In 1903 she became the first woman in
Together with Pierre Curie and Henri Becquerel, she was awarded the Nobel Prize in Physics, 1903: "in recognition of the extraordinary services they have rendered by their joint researches on the radiation phenomena discovered by Professor Henri Becquerel". She was the first woman to be awarded a Nobel Prize. Eight years later, she received the Nobel Prize in Chemistry, 1911 "in recognition of her services to the advancement of chemistry by the discovery of the elements radium and polonium, by the isolation of radium and the study of the nature and compounds of this remarkable element". In an unusual move, Curie intentionally did not patent the radium isolation process, instead leaving it open so the scientific community could research unhindered. Just one month after accepting her 1911 Nobel Prize, Marie was hospitalized with depression and kidney trouble.
She was the first person to win or share two Nobel Prizes. She is one of only two people who has been awarded a Nobel Prize in two different fields, the other being Linus Pauling. As of October 2005, she remains the only woman to win two Nobel prizes.
After her husband's death, she supposedly had an affair with physicist Paul Langevin, a married man who had left his wife, which resulted in a press scandal, exacerbated by her academic opponents in order to damage her credibility. Despite her fame as an honored scientist working for France, the public's attitude to the scandal tended towards xenophobia — she was a foreigner, from an unknown land (Poland was still referred to as a geographical area, under the Russian Tsar), an area known to have a significant Jewish population (Marie was an atheist, raised as a Catholic, even born in a gentry family [ Dołęga-Sklodowski], but that didn't seem to matter).
During World War I, she pushed for the use of mobile radiography units for the treatment of wounded soldiers. These units were powered using tubes of radium emanation, a colorless, radioactive gas given off by radium, later to be identified as radon. Marie personally provided the tubes, derived from the radium she purified. Promptly after the war started, she donated her and her husband's gold Nobel Prize Medals for the war effort.
In 1921, she toured the United States, where she was welcomed triumphantly, to raise funds for research on radium.

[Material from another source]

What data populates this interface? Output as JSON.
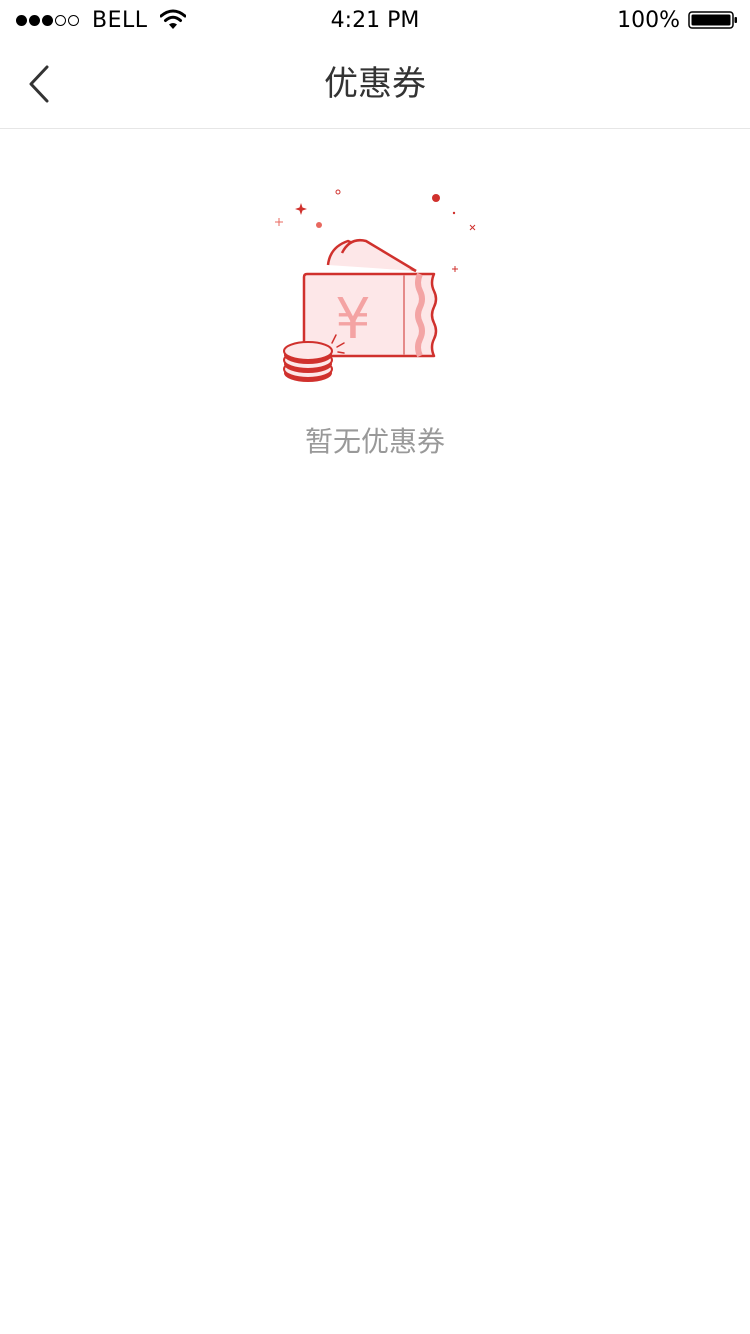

In her later years, she was disappointed by the myriad of physicians and makers of cosmetics who used radioactive material without precautions.
Her death near Sallanches in 1934 was from aplastic anemia, almost certainly due to her massive exposure to radiation in her work, much of which was carried out in a shed with no proper safety measures being taken, as the damaging effects of hard radiation were not generally understood at that time. She was known to carry test tubes full of radioactive isotopes in her pocket, and to store them in her desk drawer, resulting in massive exposure to radiation. She was known to remark on the pretty blue-green light the metals gave off in the dark.
Her eldest daughter, Irène Joliot-Curie, won a Nobel Prize for Chemistry in 1935.